Het roken van een joint onder werktijd, werken onder invloed van alcohol, controversiële uitingen op social media of onwenselijk gedrag naar collega’s of gasten. Werkgevers worden met regelmaat geconfronteerd met minder wenselijke gedragingen van werknemers. Hoe daar mee om te gaan? Aan de hand van een sprekend voorbeeld geef ik wat handvatten voor de dagelijkse praktijk.
Onlangs lag bijzonder geval ter beoordeling aan de kantonrechter. Een horecamedewerker die onder werktijd een joint had gerookt.
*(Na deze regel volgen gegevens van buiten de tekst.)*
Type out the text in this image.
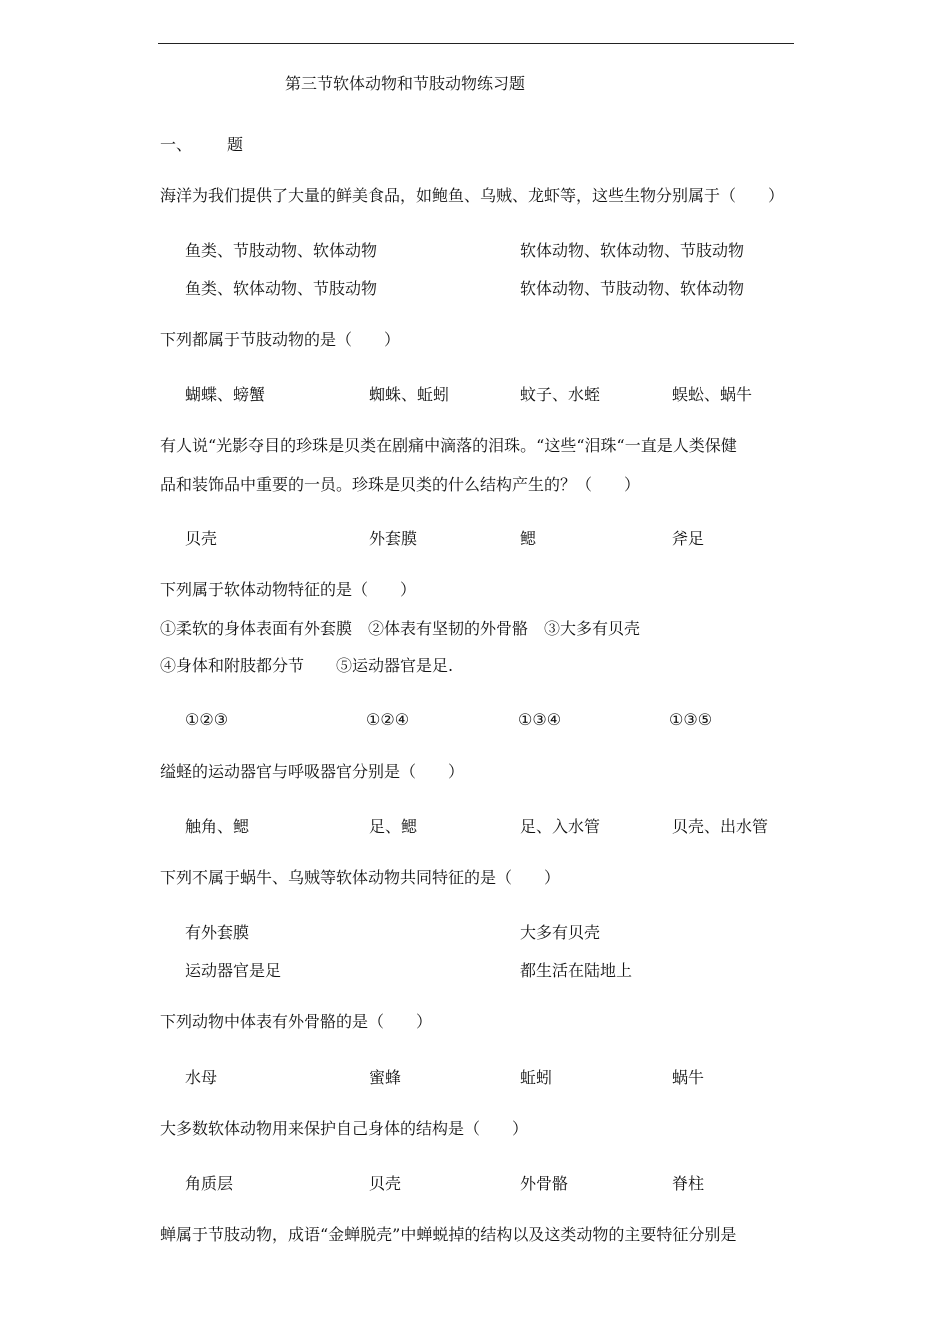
第三节软体动物和节肢动物练习题
一、 题
海洋为我们提供了大量的鲜美食品，如鲍鱼、乌贼、龙虾等，这些生物分别属于（　　）
鱼类、节肢动物、软体动物	软体动物、软体动物、节肢动物
鱼类、软体动物、节肢动物	软体动物、节肢动物、软体动物
下列都属于节肢动物的是（　　）
蝴蝶、螃蟹	蜘蛛、蚯蚓	蚊子、水蛭	蜈蚣、蜗牛
有人说“光影夺目的珍珠是贝类在剧痛中滴落的泪珠。“这些“泪珠“一直是人类保健
品和装饰品中重要的一员。珍珠是贝类的什么结构产生的？（　　）
贝壳	外套膜	鳃	斧足
下列属于软体动物特征的是（　　）
①柔软的身体表面有外套膜　②体表有坚韧的外骨骼　③大多有贝壳
④身体和附肢都分节　　⑤运动器官是足.
①②③	①②④	①③④	①③⑤
缢蛏的运动器官与呼吸器官分别是（　　）
触角、鳃	足、鳃	足、入水管	贝壳、出水管
下列不属于蜗牛、乌贼等软体动物共同特征的是（　　）
有外套膜	大多有贝壳
运动器官是足	都生活在陆地上
下列动物中体表有外骨骼的是（　　）
水母	蜜蜂	蚯蚓	蜗牛
大多数软体动物用来保护自己身体的结构是（　　）
角质层	贝壳	外骨骼	脊柱
蝉属于节肢动物，成语“金蝉脱壳”中蝉蜕掉的结构以及这类动物的主要特征分别是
In het regelement bij de arbeidsovereenkomst van de blowende werknemer staat onder meer:
‘Het bij zich hebben, nuttigen, gebruiken of tot zich nemen van enigerlei verdovende middelen tijdens werkzaamheden is ten strengste verboden. Overtreding wordt onmiddellijk en zonder aanzien des persoons aan justitie gerapporteerd en kan ontslag op staande voet tot gevolg hebben.’
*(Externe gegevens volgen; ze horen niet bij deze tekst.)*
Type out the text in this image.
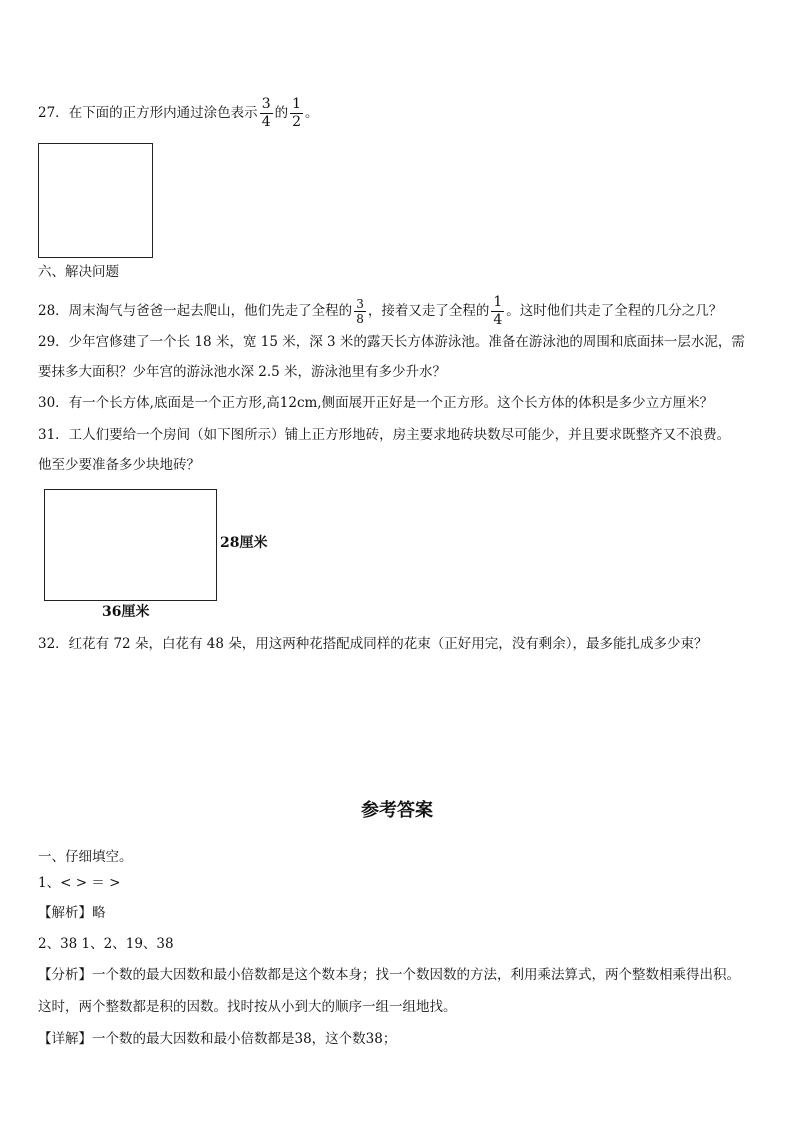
27．在下面的正方形内通过涂色表示 $\frac{3}{4}$ 的 $\frac{1}{2}$ 。
六、解决问题
28．周末淘气与爸爸一起去爬山，他们先走了全程的 $\frac{3}{8}$ ，接着又走了全程的 $\frac{1}{4}$ 。这时他们共走了全程的几分之几？
29．少年宫修建了一个长 18 米，宽 15 米，深 3 米的露天长方体游泳池。准备在游泳池的周围和底面抹一层水泥，需
要抹多大面积？少年宫的游泳池水深 2.5 米，游泳池里有多少升水？
30．有一个长方体,底面是一个正方形,高12cm,侧面展开正好是一个正方形。这个长方体的体积是多少立方厘米？
31．工人们要给一个房间（如下图所示）铺上正方形地砖，房主要求地砖块数尽可能少，并且要求既整齐又不浪费。
他至少要准备多少块地砖？
28厘米
36厘米
32．红花有 72 朵，白花有 48 朵，用这两种花搭配成同样的花束（正好用完，没有剩余），最多能扎成多少束？
参考答案
一、仔细填空。
1、< > ＝ >
【解析】略
2、38 1、2、19、38
【分析】一个数的最大因数和最小倍数都是这个数本身；找一个数因数的方法，利用乘法算式，两个整数相乘得出积。
这时，两个整数都是积的因数。找时按从小到大的顺序一组一组地找。
【详解】一个数的最大因数和最小倍数都是38，这个数38；
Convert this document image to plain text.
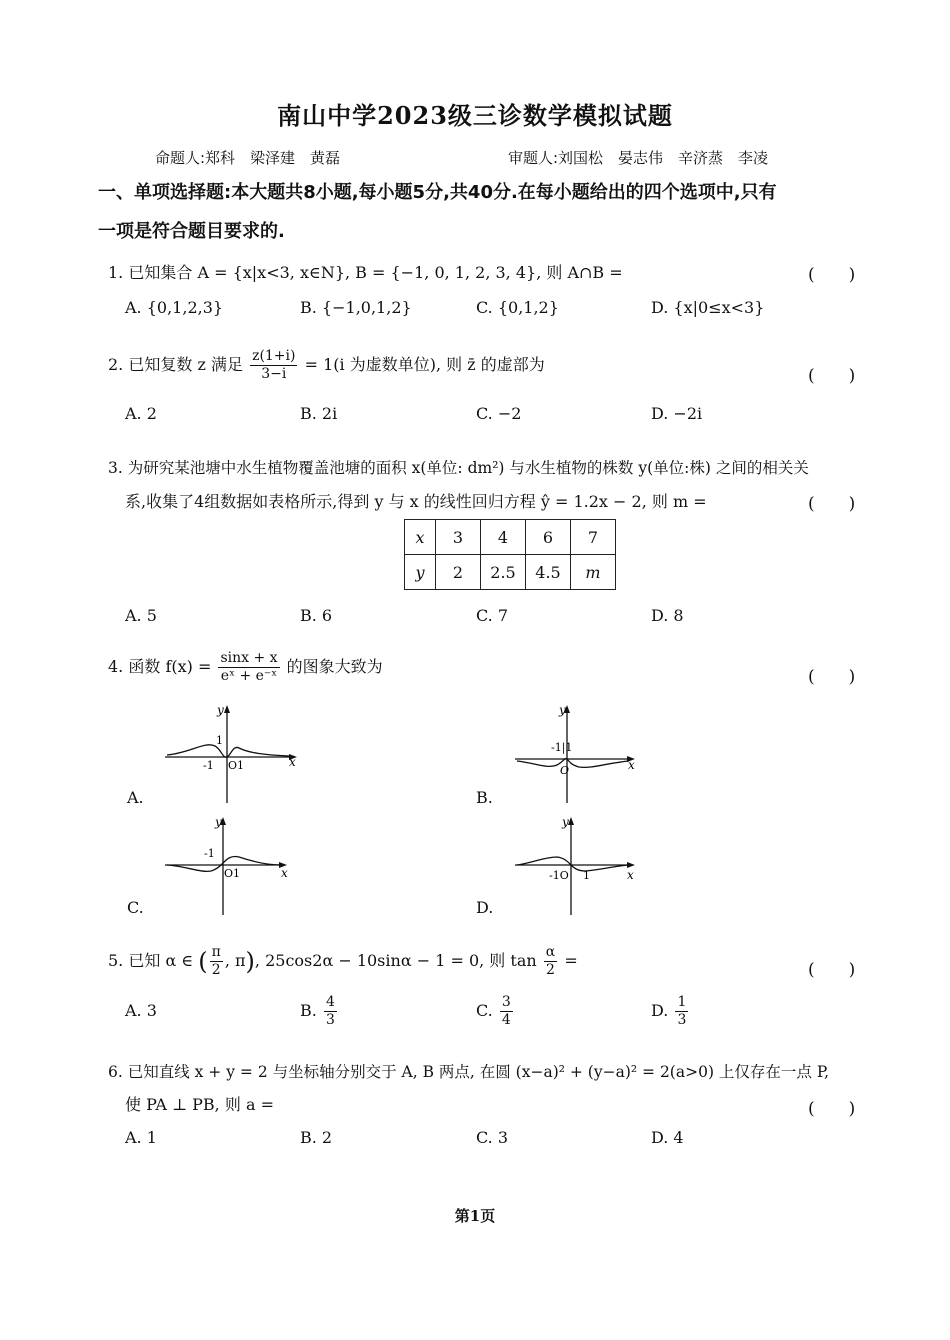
南山中学2023级三诊数学模拟试题
命题人:郑科　梁泽建　黄磊	审题人:刘国松　晏志伟　辛济蒸　李凌
一、单项选择题:本大题共8小题,每小题5分,共40分.在每小题给出的四个选项中,只有
一项是符合题目要求的.
1. 已知集合 A = {x|x<3, x∈N}, B = {−1, 0, 1, 2, 3, 4}, 则 A∩B =	(　　)
A. {0,1,2,3}	B. {−1,0,1,2}	C. {0,1,2}	D. {x|0≤x<3}
2. 已知复数 z 满足 $\frac{z(1+i)}{3-i} = 1(i$ 为虚数单位), 则 z̄ 的虚部为
(　　)
A. 2	B. 2i	C. −2	D. −2i
3. 为研究某池塘中水生植物覆盖池塘的面积 x(单位: dm²) 与水生植物的株数 y(单位:株) 之间的相关关
系,收集了4组数据如表格所示,得到 y 与 x 的线性回归方程 ŷ = 1.2x − 2, 则 m =	(　　)
x	3	4	6	7
y	2	2.5	4.5	m
A. 5	B. 6	C. 7	D. 8
4. 函数 $f(x) = \frac{\sin x + x}{\text{eˣ + e⁻ˣ}}$ 的图象大致为
(　　)
y
x
1
-1 O1
A.
y
x
-1|1
O
B.
y
x
-1
O1
C.
y
x
-1O 1
D.
5. 已知 α ∈ ( $\frac{\pi}{2}$ , π), 25cos2α − 10sinα − 1 = 0, 则 $\tan \frac{\alpha}{2}$ =	(　　)
A. 3	B. $\frac{4}{3}$	C. $\frac{3}{4}$	D. $\frac{1}{3}$
6. 已知直线 x + y = 2 与坐标轴分别交于 A, B 两点, 在圆 (x−a)² + (y−a)² = 2(a>0) 上仅存在一点 P,
使 PA ⊥ PB, 则 a =	(　　)
A. 1	B. 2	C. 3	D. 4
第1页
Op grond van de overtreding van dit artikel wordt de werknemer ontslagen op staande voet. De werknemer kan zich daar niet in vinden. De kantonrechter weegt af dat als juist is dat werknemer een joint rookte tijdens werktijd, dit dan niet noodzakelijkerwijs leidt tot ontslag op staande voet. Dit volgt immers uit de tekst van het reglement van werkgever, ik verwijs naar het hiervoor dik gedrukte woord ‘kan’.
De werkgever heeft volgens de kantonrechter in dit geval onvoldoende uitgelegd waarom het gedrag van werknemer tot de keuze voor ontslag op staande voet en niet tot een minder vergaande maatregel heeft geleid. Het ontslag op staande voet is immers de meest verregaande sanctie in het Nederlandse arbeidsrecht. Op de vraag van de rechter wat dan wel de onderbouwing van de keuze is geweest, heeft werkgever verwezen naar het feit dat werk onder invloed van een joint ongewenst is en niet getolereerd kan worden. Dat is echter een motivering voor het opnemen van een verbod in het reglement, maar verklaart nog niet dat in dit geval de keuze voor ontslag op staande voet is gemaakt. Andere omstandigheden die deze keuze kunnen verklaren zijn gesteld noch gebleken. Het tegendeel is eerder het geval, nu de werknemer kennelijk de werkplek had verlaten om een broodje te eten en hij zich dus niet op de werkplek bevond. De kantonrechter vernietigt het ontslag op staande voet.
Wat had die werkgever wel moeten doen? Allereerst is een goed personeelshandboek en/of bedrijfsreglement een must. Een werkgever dient daarnaast eenduidig te handhaven; maak geen uitzonderingen. Met voornoemde ingrediënten kan ongewenst gedrag worden aangepakt.